Een klontje hydrogel in de vorm van een rode bloedcel is een ideale drager voor chemotherapie. Het komt overal behalve in de lever wanneer je de flexibiliteit goed instelt, zo claimen onderzoekers van de University of North Carolina in PNAS.

In principe kun je de nep-bloedcellen natuurlijk ook gebruiken als basis voor synthetisch bloed.

Timothy Merkel en Joseph DeSimone maakten de nepbloedcellen met behulp van een zelf ontwikkeld proces genaamd PRINT (Particle Replication In Nonwetting Templates). Daarbij gebruikten ze vier verschillende hydrogels, elk met een andere elasticiteit.

Die verschillende bloedcellen injecteerden ze in de bloedstroom van levende muizen, om te kijken wat er mee gebeurde. Om te beginnen volgden ze gedurende 2 uur de concentratie in het bloed. Resultaat: de meest elastische deeltjes bleven gemiddeld 30 keer langer in de circulatie dan de stijfste deeltjes.
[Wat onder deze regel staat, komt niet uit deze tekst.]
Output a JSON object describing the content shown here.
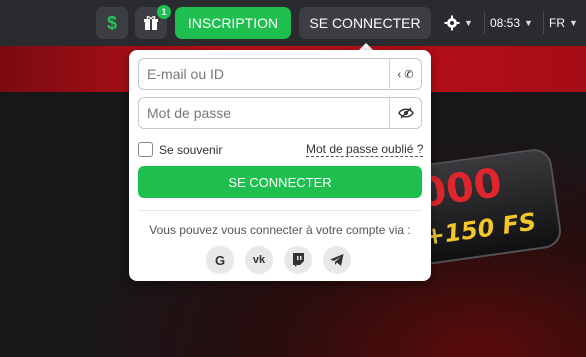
{
  "header": {
    "wallet_icon": "dollar-icon",
    "gift_badge": "1",
    "inscription_label": "INSCRIPTION",
    "connect_label": "SE CONNECTER",
    "clock": "08:53",
    "language": "FR"
  },
  "login": {
    "email_placeholder": "E-mail ou ID",
    "password_placeholder": "Mot de passe",
    "remember_label": "Se souvenir",
    "forgot_label": "Mot de passe oublié ?",
    "submit_label": "SE CONNECTER",
    "via_text": "Vous pouvez vous connecter à votre compte via :",
    "social_icons": [
      "google-icon",
      "vk-icon",
      "twitch-icon",
      "telegram-icon"
    ]
  },
  "promo": {
    "number": "000",
    "free_spins": "+150 FS"
  },
  "colors": {
    "accent_green": "#1fbf4f",
    "header_bg": "#2a2b2f"
  }
}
Dat is ook niet verbazend. Echte rode bloedcellen worden steeds stijver naarmate ze verouderen. Aangenomen wordt dat het natuurlijke verversingsmechanisme hier op is gebaseerd. Uiteindelijk worden de cellen té stijf en lopen vast in de milt, die ze verwijdert.

Vervolgens doodden de onderzoekers de muizen en keken in welke organen de kunstbloedcellen zich hadden opgehoopt. Dat leverde wél verrassingen op. De stijfste deeltjes bleken vooral vast te lopen in de haarvaatjes van de longen. Juist de soepele kwamen in de milt terecht. En heel opvallend was dat die soepele deeltjes zich nauwelijks ophoopten in de lever.

Een van de belangrijkste redenen dat veelbelovende geneesmiddelen uiteindelijk toch niet bij mensen kunnen worden gebruikt, is dat ze toxisch voor de lever blijken te zijn. Als het inderdaad zo is dat die medicijnen niet of nauwelijks in de lever terecht komen wanneer je ze in zo’n namaakbloedcel verpakt, dan verruimt dat de mogelijkheden voor geneesmiddeltoepassing uiteraard aanzienlijk.